Your condition should be one of the above categories, now we can order them by the time of healing required. Everyone’s body is totally different, and that time will depend also on age, gender, previous injuries, and even style of life, but to simplify it, let’s say every condition is exactly the same so… 

The least dangerous and time-consuming to heal would be the ones with the lowest number of separations required to connect. So in that way, “Greenstick fracture” should be the fastest to heal because the separation area is less than the full width of that bone, next the second place should be: “Displaced fracture”, “Closed fracture”, “Open fracture” because in those categories the bone condition is almost the same, after surgery (if was needed) that should happen in the first few hours, the bone condition should be the same, single separation.

As the longest to heal will be the “Buckle fracture” and “Comminuted fracture” they both are rare, and the cause of them can be brutal.
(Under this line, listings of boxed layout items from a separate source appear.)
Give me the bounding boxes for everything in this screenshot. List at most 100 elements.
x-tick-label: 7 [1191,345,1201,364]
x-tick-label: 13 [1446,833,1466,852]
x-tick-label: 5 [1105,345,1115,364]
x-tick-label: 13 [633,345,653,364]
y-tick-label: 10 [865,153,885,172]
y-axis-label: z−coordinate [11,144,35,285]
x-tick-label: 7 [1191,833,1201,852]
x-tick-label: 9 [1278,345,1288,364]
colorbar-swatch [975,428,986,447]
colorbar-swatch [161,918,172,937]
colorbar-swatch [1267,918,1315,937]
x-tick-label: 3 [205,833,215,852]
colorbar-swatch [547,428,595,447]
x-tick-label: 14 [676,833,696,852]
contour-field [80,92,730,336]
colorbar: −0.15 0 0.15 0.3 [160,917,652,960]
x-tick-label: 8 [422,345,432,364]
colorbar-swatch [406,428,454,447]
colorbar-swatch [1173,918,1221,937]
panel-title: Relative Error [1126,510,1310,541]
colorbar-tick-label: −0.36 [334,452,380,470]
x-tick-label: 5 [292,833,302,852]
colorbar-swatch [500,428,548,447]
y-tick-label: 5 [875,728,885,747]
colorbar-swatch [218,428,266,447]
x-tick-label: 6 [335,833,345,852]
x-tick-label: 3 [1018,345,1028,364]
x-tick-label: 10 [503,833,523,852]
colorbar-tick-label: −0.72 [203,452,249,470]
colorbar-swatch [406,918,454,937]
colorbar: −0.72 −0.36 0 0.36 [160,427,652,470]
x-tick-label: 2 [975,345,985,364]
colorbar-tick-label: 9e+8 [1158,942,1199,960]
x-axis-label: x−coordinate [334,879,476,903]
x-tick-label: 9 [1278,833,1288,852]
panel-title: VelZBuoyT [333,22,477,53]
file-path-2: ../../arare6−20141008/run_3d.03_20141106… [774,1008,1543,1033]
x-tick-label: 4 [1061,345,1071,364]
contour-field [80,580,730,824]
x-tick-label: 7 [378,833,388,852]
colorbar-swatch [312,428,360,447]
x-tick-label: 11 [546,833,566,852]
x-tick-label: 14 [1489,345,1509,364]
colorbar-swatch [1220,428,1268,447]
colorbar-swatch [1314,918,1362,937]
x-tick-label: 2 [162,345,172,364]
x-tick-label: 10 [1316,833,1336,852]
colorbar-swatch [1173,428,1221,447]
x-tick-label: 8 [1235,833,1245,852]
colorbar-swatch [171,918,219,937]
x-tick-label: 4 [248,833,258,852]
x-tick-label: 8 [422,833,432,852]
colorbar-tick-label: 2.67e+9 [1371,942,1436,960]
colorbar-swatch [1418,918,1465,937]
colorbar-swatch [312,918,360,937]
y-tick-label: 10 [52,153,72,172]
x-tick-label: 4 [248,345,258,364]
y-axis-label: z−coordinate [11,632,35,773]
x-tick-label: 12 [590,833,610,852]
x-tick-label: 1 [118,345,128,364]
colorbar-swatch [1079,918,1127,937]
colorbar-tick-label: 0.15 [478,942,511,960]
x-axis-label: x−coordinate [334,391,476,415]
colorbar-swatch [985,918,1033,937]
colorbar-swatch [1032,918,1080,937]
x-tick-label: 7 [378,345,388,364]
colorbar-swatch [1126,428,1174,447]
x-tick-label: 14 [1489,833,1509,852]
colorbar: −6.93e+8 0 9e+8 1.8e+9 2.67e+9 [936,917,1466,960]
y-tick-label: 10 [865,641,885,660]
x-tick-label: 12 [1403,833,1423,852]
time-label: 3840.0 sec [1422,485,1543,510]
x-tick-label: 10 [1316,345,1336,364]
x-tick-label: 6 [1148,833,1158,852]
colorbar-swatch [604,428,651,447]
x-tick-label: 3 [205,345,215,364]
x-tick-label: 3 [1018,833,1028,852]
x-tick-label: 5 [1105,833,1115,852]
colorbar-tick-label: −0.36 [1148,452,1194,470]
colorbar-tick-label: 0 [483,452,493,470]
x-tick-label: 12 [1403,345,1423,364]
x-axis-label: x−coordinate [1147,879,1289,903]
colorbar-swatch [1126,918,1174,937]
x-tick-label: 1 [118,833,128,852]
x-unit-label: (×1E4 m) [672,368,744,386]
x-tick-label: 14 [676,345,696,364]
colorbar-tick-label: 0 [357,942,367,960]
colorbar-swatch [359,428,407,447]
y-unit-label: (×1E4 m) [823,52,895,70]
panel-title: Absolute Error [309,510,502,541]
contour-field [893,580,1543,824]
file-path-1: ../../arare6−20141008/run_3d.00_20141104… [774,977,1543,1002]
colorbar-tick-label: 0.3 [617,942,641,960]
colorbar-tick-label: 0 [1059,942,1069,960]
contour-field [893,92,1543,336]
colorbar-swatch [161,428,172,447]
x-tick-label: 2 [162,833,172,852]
It can be hard to assume the time needed to heal those cases, but you can expect to be on the end of that 6 to 12 weeks range, even more than that.

Can I shorten that time of healing?

There is a way for that but before we get to that stuff, let’s talk about the usual instructions to ensure the best and fastest results. Without those instructions, you can lengthen that process by a few weeks.

  • Take medication to reduce pain and soreness.
  • Keep your surgical place clean and dry.
  • Resting your broken arm.
  • Having a regular doctor appointment to monitor the healing process.
broken arm

If we have basic instructions behind us, let’s get to remedies that can speed up the repair process.

  • Mineral supplements – Bone is mostly composed of minerals, including zinc magnesium silicon, and phosphorus. People may find that their bone fractures repair faster if they increase their intake of these minerals (don’t overdose on it). These supplements may boost the production of bone protein, accelerate callus formation, and speed up the bone healing process.
  • Exercise – You should consult with a doctor before using exercise as a way to accelerate bone healing, as it will only be appropriate at certain stages of the healing process, mostly in the second half of that process. However, if performed under a doctor’s supervision, exercise can improve blood flow to the injured site, help to restore muscle around it, and accelerate bone fracture healing. This can be the most dangerous option of all here described.
  • No smoking – That has been proven many times that smoke may delay bone healing. It can also help you to break that unhealthy habit. If you can’t end this, try to reduce it to minimum
  • Protein supplements – The bone is composed mostly of protein, taking protein supplements can stimulate the bone to restore and heal itself.
  • Vitamin supplements – Vitamins are crucial for bone rebuilding as they support the cellular processes and reactions that occur in bone. Vitamins D, K, and C play vital roles in the bone crack healing process. Vitamin B is also crucial for energy production. You can think about little changes in your daily diet.
  • Antioxidants – Antioxidants remove loose radicals that were created by tissue damage. Bone fractures cause tissue damage, and taking antioxidant supplements may help with bone fracture repair. You can find antioxidants in supplements that contain vitamins C and E, alpha-lipoic acid, and lycopene.

In summary, how long does it take for a broken arm to heal?

For most of us, it should take 6 to 12 weeks if you follow your doctor’s advice. Remember to consult methods from the above with your doctor, because they can be possible only after some time has passed from your injury. We hope that whenever someone will ask you “how long does it take for a broken arm to heal” you will know the right answer.